2. **Add tracking state** to `NetworkIntelCollector`:
```rust
pub struct NetworkIntelCollector {
transfers: HashMap<TransferKey, TransferState>,
}
```
Include cleanup in `tick()` so the map can't grow unbounded.
3. **Add an event** if the detector needs new input. Reuse `InterfaceRateEvent` or `ConnAttemptEvent` if you can; only define a new event type if the data isn't already in one.
4. **Detect and raise:**
```rust
fn detect_large_transfer(&mut self, ev: &SomeEvent) {
if triggered {
self.raise_alert(Alert {
severity: AlertSeverity::Warning,
category: AlertCategory::LargeTransfer,
message: format!("Large outbound transfer to {}", ev.dst),
detail: format!("{:.1} MB in {:?}", ev.bytes as f64 / 1e6, ev.duration),
timestamp: Utc::now(),
});
}
}
```
`raise_alert` is the existing helper that adds to both `active_alerts` and `alert_history`, dedupes, and respects the active TTL.

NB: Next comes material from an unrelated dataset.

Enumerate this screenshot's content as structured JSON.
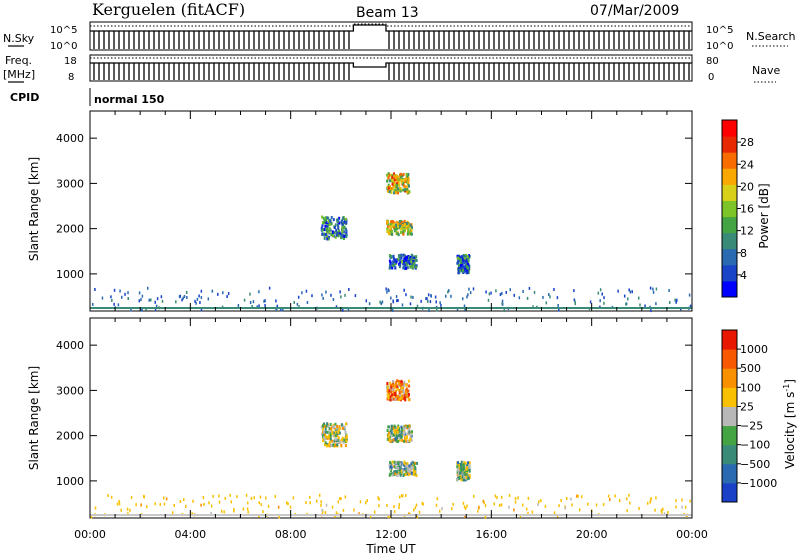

5. **Test it.** Each existing detector has a unit test that constructs a collector, feeds a sequence of events, and asserts on `active_alerts()`. Mirror the pattern.
6. **Document the new detector** in `collectors.md` under the threshold table.
---
## Don'ts
- **Don't add silent retries inside collectors.** They're called on the agent's clock — if the collector returns empty, the agent decides what to do (skip the field, retry next cycle, log).
- **Don't read system state inside `types.rs`.** That file is wire format only; collectors live next door.
- **Don't add a dependency to satisfy one collector.** If the collector needs something exotic (eBPF, kernel modules, IOKit), gate it behind a Cargo feature so callers who don't need it don't pay the build cost.
- **Don't break the wire format silently.** Bump the version when you add a field that affects existing payloads' interpretation, even if the change is technically additive.